Day of the Dead isn’t just about goth kids having an excuse to wear makeup (like they need one) or the Burning Man crowd building stuff for the procession—although there’s usually plenty of both. It’s a very significant cultural/spiritual event with real meaning for the organizers and participants. (I know, way to go Captain Understatement!) The altars in the park were striking as always and aside from the Steve Jobs and Dio altars, they all appeared to be very personal and emotional affairs. One woman had built an altar for her husband (I think) and was there telling folks about how awesome he was in an almost joyful way. Very touching and cool.

I’m not very good at taking photos at night, but here are a few that turned out. Maybe my resolution for 2012 should be learn to take photos for realsies.

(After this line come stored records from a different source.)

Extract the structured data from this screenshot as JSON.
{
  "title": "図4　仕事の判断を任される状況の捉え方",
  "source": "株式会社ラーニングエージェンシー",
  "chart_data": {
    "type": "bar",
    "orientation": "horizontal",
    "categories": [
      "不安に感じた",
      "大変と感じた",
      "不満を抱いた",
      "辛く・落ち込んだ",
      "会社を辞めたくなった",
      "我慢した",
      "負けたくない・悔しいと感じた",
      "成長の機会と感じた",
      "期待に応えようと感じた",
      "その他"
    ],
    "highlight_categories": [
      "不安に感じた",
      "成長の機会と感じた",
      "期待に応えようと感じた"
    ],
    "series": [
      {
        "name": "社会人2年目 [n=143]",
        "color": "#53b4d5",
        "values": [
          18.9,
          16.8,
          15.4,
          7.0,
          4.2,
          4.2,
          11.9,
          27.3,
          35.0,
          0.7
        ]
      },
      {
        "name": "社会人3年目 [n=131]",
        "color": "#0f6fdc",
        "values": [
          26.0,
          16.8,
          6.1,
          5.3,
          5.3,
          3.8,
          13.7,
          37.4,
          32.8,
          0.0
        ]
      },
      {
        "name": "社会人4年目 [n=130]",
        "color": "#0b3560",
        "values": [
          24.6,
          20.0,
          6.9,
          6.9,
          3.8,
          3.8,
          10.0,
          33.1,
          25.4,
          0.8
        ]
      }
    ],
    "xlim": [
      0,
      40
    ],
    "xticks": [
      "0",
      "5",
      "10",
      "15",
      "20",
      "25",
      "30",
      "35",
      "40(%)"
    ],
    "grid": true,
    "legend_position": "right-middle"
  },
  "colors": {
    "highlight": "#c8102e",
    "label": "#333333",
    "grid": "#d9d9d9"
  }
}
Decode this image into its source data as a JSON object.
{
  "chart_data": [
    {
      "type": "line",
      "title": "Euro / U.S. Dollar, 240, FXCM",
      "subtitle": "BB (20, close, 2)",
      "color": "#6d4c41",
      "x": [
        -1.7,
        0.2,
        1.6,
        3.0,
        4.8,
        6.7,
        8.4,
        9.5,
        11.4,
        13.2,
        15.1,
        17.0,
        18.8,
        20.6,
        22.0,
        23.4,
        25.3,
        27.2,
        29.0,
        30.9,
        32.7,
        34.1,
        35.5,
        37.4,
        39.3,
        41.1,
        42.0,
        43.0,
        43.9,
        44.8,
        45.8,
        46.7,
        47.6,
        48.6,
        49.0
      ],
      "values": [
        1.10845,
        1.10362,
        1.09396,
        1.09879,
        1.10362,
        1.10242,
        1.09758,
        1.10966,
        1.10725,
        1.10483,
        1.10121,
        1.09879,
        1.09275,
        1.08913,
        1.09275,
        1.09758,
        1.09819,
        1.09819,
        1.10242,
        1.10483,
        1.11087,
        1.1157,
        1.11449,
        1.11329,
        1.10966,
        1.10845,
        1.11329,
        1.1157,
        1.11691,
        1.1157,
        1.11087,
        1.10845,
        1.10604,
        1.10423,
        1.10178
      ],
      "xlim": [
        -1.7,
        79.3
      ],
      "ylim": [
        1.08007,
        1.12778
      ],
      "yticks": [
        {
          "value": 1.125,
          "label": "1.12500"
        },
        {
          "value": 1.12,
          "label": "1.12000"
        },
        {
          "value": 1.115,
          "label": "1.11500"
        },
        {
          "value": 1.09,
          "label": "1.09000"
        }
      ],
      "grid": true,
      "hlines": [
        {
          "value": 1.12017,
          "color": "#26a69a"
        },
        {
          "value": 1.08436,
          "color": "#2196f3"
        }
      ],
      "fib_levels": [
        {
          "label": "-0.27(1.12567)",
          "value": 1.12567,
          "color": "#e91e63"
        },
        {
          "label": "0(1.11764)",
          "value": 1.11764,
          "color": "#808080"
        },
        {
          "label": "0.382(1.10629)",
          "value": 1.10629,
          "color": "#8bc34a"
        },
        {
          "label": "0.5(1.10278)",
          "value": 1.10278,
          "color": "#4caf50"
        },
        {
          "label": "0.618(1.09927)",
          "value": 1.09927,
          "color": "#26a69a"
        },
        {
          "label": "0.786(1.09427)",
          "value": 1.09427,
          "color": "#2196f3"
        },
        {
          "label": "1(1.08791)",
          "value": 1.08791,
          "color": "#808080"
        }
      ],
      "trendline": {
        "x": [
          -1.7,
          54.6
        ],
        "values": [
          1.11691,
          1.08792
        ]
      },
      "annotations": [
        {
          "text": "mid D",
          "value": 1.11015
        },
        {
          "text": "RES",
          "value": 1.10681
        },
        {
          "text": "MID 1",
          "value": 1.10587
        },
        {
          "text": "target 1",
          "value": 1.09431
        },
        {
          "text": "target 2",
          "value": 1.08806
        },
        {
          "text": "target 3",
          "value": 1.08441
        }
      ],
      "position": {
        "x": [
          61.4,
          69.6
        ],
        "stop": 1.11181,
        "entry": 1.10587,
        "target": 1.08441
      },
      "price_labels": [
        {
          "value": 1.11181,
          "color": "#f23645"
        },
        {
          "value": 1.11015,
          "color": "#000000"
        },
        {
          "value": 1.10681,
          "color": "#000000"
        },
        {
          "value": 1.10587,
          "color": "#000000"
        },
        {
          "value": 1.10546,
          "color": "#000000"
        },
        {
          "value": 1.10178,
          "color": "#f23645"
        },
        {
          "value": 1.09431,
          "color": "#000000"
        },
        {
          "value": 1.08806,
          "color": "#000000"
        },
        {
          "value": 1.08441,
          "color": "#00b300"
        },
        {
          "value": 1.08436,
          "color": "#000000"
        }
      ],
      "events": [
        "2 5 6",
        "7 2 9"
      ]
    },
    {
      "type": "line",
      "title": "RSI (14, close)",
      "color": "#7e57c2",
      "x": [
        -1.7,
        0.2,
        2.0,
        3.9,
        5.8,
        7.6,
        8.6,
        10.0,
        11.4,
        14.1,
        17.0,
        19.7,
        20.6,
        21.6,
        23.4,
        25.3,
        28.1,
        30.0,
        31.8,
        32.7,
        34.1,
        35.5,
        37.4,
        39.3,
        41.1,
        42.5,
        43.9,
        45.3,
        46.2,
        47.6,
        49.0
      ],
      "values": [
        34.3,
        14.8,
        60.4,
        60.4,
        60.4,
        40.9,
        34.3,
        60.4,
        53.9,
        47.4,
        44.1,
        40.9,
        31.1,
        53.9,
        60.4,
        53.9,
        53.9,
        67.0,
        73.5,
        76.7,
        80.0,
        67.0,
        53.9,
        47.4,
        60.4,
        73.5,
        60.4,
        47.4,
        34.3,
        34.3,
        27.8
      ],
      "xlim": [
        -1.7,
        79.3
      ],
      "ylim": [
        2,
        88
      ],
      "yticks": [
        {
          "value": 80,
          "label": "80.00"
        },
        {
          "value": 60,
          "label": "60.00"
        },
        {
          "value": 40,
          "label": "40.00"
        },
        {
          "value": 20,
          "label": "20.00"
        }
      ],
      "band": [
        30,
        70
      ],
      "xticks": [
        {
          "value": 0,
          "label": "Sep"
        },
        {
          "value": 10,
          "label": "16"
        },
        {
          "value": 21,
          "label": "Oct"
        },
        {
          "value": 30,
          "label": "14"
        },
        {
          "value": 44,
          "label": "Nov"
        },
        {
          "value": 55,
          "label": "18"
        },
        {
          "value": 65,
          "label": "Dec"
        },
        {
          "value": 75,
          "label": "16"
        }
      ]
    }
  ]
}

I decided to try taking videos with my point ‘n’ shoot camera*, and they actually turned out kinda cool so I posted them on the YouTubes. Here’s one of huge glowing jellyfish dancing down the street.

And one of some super cool dancing and drumming. The jellyfish show up in this one too – they’re hard to miss.

*In case you’re wondering, my camera is a Panasonic Lumix, the discontinued DMC-FS15. I’ve been super happy with it: it was cheap, takes good photos in my spite of my total lack of technique (almost all the photos here were taken with it) and the battery lasts forever.